Someone my boys met on Shabbos told them that someone near him fainted and the barrier was put into place in order to evacuate him, and as they put the barrier into place, this man asked to be let out and they put the barrier back right behind him – he was the last one out. Many people from the outside, including the police, tried to remove this gate when they saw people were trapped but it was a riot gate and it’s activated by pressure (if I understood correctly). They did succeed in pulling down some aluminum siding that allowed some people to file out. Please be clear that I have absolutely no desire to point fingers at anyone, and I’m not playing reporter. I’m noting the huge discrepancy between what I heard about and what I read about. If this is even partially true – and I put my trust much more in people who were there sharing their first hand experiences – it’s obvious why it’s not being written about, since the outage and anger about this catastrophic human error would be overwhelming. **
I was deeply disturbed that regardless of what really did or didn’t happen – at a time that one’s natural instincts call out for unity and compassion – the media instead chose to create a narrative that would place the blame on the victims themselves, on the charedi community, sowing dissension and hatred.

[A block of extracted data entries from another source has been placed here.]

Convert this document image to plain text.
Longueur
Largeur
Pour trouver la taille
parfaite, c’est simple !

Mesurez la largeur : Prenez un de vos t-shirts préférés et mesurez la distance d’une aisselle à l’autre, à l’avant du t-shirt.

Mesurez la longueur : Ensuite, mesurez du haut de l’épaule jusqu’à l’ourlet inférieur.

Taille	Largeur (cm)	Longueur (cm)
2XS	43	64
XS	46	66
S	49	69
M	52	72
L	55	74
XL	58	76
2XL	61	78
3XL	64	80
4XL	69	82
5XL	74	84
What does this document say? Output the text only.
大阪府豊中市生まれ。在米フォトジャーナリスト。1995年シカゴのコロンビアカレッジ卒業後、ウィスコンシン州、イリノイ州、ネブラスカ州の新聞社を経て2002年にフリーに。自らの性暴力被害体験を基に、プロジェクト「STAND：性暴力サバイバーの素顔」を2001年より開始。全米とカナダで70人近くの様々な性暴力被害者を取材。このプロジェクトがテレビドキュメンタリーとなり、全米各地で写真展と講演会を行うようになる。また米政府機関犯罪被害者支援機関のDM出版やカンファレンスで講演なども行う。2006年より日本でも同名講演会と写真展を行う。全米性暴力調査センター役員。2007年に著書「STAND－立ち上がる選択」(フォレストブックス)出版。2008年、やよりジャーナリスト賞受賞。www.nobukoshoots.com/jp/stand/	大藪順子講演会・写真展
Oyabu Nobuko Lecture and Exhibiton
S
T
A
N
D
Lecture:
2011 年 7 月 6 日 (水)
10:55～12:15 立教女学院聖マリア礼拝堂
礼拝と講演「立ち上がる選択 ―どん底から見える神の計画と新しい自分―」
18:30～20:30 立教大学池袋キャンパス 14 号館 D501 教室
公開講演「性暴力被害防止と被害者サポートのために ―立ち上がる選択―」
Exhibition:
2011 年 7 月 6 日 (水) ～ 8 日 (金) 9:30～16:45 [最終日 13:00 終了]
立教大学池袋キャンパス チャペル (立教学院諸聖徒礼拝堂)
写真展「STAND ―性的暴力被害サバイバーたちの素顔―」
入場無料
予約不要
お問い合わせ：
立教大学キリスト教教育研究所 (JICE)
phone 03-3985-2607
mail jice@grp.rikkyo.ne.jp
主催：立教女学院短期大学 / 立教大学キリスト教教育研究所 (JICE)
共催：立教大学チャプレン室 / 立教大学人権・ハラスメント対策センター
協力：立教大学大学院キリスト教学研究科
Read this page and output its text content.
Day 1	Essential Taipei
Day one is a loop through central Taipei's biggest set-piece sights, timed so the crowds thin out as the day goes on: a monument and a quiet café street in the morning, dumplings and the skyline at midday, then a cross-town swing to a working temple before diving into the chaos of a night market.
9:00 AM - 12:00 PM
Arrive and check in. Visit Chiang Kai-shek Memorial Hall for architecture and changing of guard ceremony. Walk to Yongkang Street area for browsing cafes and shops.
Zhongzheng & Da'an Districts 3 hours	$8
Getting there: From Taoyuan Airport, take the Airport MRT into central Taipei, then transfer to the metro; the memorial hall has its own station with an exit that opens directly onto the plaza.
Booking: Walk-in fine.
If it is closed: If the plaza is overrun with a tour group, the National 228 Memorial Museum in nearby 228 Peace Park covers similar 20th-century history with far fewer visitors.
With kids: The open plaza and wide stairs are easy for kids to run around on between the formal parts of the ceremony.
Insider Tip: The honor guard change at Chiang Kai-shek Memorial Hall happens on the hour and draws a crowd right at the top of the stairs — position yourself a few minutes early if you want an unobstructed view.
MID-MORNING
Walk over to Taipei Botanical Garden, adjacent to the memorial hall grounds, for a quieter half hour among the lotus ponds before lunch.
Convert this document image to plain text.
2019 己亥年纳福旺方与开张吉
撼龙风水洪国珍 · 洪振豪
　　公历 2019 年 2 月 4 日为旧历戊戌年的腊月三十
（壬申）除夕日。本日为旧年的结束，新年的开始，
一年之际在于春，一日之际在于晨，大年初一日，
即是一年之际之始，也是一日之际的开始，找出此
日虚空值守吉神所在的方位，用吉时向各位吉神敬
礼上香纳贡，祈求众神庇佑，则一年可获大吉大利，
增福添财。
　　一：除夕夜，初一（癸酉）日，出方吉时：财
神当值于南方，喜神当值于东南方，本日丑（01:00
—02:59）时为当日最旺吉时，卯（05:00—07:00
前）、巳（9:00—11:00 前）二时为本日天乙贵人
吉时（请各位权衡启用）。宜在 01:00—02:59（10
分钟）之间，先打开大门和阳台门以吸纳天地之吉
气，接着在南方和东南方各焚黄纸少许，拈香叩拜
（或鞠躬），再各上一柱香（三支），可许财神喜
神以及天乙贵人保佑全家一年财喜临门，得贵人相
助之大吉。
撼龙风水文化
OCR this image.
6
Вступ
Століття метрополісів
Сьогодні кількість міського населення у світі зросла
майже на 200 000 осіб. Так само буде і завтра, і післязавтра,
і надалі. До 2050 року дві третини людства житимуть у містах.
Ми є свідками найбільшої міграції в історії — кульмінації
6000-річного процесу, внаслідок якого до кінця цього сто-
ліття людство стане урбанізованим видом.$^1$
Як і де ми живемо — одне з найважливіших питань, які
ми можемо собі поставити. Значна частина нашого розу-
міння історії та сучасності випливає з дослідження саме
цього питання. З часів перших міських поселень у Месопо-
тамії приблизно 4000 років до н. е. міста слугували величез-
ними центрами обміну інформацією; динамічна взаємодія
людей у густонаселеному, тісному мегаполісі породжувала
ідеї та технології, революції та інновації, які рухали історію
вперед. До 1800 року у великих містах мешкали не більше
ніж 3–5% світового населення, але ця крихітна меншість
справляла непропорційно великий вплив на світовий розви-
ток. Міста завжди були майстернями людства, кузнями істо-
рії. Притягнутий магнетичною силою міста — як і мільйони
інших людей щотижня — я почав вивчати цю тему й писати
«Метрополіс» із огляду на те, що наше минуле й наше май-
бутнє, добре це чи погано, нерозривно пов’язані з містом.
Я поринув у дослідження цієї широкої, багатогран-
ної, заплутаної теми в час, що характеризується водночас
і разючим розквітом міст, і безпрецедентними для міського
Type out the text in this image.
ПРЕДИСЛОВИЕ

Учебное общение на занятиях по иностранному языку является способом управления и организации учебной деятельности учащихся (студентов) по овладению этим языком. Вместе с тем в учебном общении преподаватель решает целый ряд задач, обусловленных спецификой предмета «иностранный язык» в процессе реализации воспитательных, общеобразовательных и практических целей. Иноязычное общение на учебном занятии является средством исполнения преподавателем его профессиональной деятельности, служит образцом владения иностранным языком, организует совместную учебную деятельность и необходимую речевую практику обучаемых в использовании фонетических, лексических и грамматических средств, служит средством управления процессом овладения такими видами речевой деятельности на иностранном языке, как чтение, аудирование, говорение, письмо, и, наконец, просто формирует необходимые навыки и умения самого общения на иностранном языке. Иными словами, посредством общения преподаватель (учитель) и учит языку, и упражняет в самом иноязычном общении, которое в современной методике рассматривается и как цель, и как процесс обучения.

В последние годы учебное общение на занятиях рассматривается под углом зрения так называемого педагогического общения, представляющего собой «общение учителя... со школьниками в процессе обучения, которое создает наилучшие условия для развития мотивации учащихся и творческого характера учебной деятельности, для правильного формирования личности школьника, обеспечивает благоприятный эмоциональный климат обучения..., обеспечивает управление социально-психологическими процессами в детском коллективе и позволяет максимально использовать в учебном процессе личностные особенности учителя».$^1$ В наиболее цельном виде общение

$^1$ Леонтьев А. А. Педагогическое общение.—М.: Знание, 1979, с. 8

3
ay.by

Many people were there and unharmed – but not unaffected. My ds22 saw some younger guys from his yeshiva crying when he got there, and went over to talk to them. One told him, sobbing,’I just saw ten people die in front of my eyes.’ There were so many aspects of this that have created a psychological toll that will need to be addressed.
For our family, it helped that my boys were all there together, and for the younger ones, that they had an older brother who they trusted to take care of them in the midst of complete chaos. I think this is a huge part of why they’re processing everything as well as they are.
My fifteen year old is very angry – angry that this happened, angry that the police he encountered afterward seemed to have no concern for those there and didn’t do anything to assist them, when they had the power to do so. This didn’t come out of nowhere – he shared with me things he saw and heard that were upsetting.
It was hard for me to hear the intensity of his feelings, but I’m relieved he was able to express some of his pent-up emotion. It would be unhealthy if he kept it in and didn’t talk about it at all, and anger is a normal response for what he saw. We’ll continue to discuss this as time goes on. There’s a time to talk about giving the benefit of the doubt and this is a constant topic in my home, but this wasn’t the time to talk about that.
Everyone processes in his own way. With my thirteen year old, I shared the list of those who died, each one a tragedy of its own, and discussed the role that G-d plays in a disaster like this.
With family members who weren’t there, we discussed the guilt of feeling relieved when we heard that our family members were safe, knowing that others didn’t share that experience.
I don’t know how to close this post – because in the face of so much anguish, anything I can say is trite and inadequate. Our hearts and prayers are with all of those who experienced loss of loved ones, who were injured, or who were traumatized by the events they experienced.